Le président de la Chambre de Métiers et de l’Artisanat France, Joël Fourny, s’est rendu à Marseille pour rencontrer plusieurs artisans. Notamment l’atelier Hommel Luthier qui restaure et fabrique des violons au cœur du centre-ville.
Dans l’atelier de lutherie Hommel situé au 27 rue Francis Davso (1er), seul le raclement régulier d’un rabot contre un violon vient troubler le silence. Concentrés, le père Charles-Luc Hommel, son fils Camille et la dernière recrue Lolita, sont penchés sur leur travaux.
L’arrivée des différents délégataires de la Chambre des Métiers et de l’Artisanat (CMA) vient troubler le calme studieux de l’appartement aux dimensions haussmanniennes. Joël Fourny, Président France de la CMA, accompagné de Yannick Mazette, président de la CMA Provence-Alpes-Côte d’Azur et Daniel Salenc, président de la CMA Bouches-du-Rhône, apparaissent dans l’entrée.
La dernière étape d’un marathon, après avoir visité le chantier naval Borg et la savonnerie de la Licorne sur le Vieux-Port dans la même après-midi. Ces différentes rencontres sont l’occasion pour Joël Fourny de découvrir et comprendre les difficultés de quelques-uns des 250 métiers qui composent la filière artisanale.
Une passion transmise de père en fils
Pour Charles-Luc Hommel, la vocation s’est manifestée à 16 ans en visitant une lutherie. Frappé par l’ambiance de l’atelier, il décide d’apprendre le métier. D’abord à Mirecourt, une ville des Vosges réputée pour son savoir-faire, ensuite à Paris auprès de confrères renommés.
En 1981, il reprend un atelier de Marseille, le rebaptise et l’installe rue Francis Davso. Depuis, son apprentissage n’a jamais cessé, car « même s’il faut dix ans pour être formé, on apprend continuellement » confie l’artisan. En 2013, c’est une nouvelle étape pour Charles-Luc : son fils Camille rejoint l’aventure et devient son associé.

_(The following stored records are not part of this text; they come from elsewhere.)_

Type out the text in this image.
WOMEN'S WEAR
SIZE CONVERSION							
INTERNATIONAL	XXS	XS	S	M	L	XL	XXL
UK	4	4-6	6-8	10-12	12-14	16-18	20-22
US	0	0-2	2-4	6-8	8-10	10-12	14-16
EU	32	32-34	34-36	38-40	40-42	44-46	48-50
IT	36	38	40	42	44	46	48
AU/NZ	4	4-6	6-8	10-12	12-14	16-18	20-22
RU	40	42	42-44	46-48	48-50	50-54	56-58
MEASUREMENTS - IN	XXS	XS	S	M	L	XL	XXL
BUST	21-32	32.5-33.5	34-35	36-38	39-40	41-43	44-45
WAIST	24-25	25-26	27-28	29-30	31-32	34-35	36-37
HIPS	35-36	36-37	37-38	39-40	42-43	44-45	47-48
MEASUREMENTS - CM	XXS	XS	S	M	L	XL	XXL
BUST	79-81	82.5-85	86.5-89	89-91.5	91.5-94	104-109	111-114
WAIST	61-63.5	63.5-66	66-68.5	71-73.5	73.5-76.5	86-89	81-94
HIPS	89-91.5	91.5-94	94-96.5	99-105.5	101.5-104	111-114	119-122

De la restauration à la fabrication
Domaine de prédilection de Charles-Luc Hommel, l’atelier s’est spécialisé dans la restauration de violons. « On achète des instruments anciens, on les remet en état et on les met à la vente », explique le gérant. Un savoir-faire essentiel pour réparer ces objets, parfois vieux de plusieurs siècles, que leur confient les clients.
L’atelier fabrique également des instruments neufs. Une mission assurée en grande partie par Camille Hommel. « Il me faut trois mois, soit 150 heures de travail pour fabriquer un violon » précise l’artisan qui utilise essentiellement des essences européennes comme l’érable sycomore de Slovénie ou de Serbie et l’épicéa des Dolomites.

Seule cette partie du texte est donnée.